Replies in [[ ]]

IBM Mainframe Discussion List <IBM-MAIN@BAMA.UA.EDU> wrote on 04/12/2006 
02:11:13 PM:

> Are you SURE that your batch job on LPAR 1 is the problem? That is, are 
you
> sure there is not some other factor outside of what you have described 
here?
> Is it possible something else is deleting or renaming C?

[[I own C.  If at any point, there is no C, jobs begin to fail as the one 
on lpar 2 did.  At peak period, jobs can fail every minute.  As for any 
other issues, I am looking for suggestions.]]

> The reason I ask is that it seems to me that even if you totally dropped 
the
> ENQs the situation you described would be unlikely. I don't mean you 
should
> drop the ENQs or that the situation would be sufficiently unlikely for
> mainframe production, I just mean that you would be unlikely to hit it 
in
> any given day, and therefore this must be something else. File N does 
not
> exist for only a fraction of a second (rename to rename) - what's the 
odds
> that a batch job would hit that more than once in a blue moon? (Again, 
too
> often to go that way in production, but I am just doing a mental 
exercise
> here.)

[[The odds are very slim.  And it happens every so often.  It's not a big 
hole I am closing.  It is a hole.  And I can't find the mouse.  I just 
need the name of the mouse so I know whose mouse it is.]]

> After BS689 fails, does C still not exist? Or has it reappeared?

[[In human time the dataset always exists.  Only computers can see the 
hole in time the cybermouse goes through.]]

> Any chance that the rename in your job is failing and you are not 
checking
> return codes correctly?

[[If rename fails, and there is no C, subsequent jobs fail.  If rename 
fails, and there is a C, I could detect that N still existed and that 
dataset timestamps were wrong.]]

> Have you checked timestamps?
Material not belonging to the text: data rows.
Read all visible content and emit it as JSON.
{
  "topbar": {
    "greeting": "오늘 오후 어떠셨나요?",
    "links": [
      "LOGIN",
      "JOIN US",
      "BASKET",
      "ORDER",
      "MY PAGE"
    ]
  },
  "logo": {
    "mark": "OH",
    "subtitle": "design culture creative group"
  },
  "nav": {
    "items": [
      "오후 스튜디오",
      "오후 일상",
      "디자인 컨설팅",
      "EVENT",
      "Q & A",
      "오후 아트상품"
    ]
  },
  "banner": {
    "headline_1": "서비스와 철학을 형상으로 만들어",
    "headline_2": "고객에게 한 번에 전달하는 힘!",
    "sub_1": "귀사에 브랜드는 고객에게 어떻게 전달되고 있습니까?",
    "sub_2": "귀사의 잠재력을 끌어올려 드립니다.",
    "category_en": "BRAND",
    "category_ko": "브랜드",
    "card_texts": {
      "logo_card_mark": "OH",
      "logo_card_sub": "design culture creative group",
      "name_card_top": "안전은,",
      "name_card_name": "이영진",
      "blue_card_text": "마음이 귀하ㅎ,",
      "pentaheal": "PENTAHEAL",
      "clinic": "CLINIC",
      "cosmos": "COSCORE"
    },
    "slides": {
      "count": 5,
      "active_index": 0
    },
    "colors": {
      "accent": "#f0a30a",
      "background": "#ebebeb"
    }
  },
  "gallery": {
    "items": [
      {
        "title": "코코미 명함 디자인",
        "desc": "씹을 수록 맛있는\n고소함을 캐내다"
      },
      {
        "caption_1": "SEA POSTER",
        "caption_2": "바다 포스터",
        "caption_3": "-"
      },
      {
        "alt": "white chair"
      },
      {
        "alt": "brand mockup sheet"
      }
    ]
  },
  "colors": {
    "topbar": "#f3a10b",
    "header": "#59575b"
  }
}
Have you confirmed that BS689 failed at the
> exact instant that your job was doing the rename?

[[Timestamps the same to the second.  Both steps take less than a second.

It should be mentioned that in the past, to correct this kind of problem, 
rename was limited only to the cluster name of the KSDS since failure 
would happen between the rename of the cluster and the rename of the 
components.

This problem has been happening sporadically for several years.]]


> Charles

> -----Original Message-----
> From: IBM Mainframe Discussion List [mailto:[EMAIL PROTECTED] On 
Behalf
> Of Kirk Talman
> Sent: Wednesday, April 12, 2006 10:41 AM
> To: IBM-MAIN@BAMA.UA.EDU
> Subject: Another fine mess

> Our tech people can't find the source of this problem and I am looking 
for 
> any guesses you might have.

> Sysplex in question has 11 lpars on 5 CECs

> zOS 1.4 with 1.7 being tested.  Sometimes this summer some of the lpars 
in 
> this plex will be running 1.7 if all goes well.  (So far it hasn't.)

> I am told GRS used to propagate ENQ in star configuration.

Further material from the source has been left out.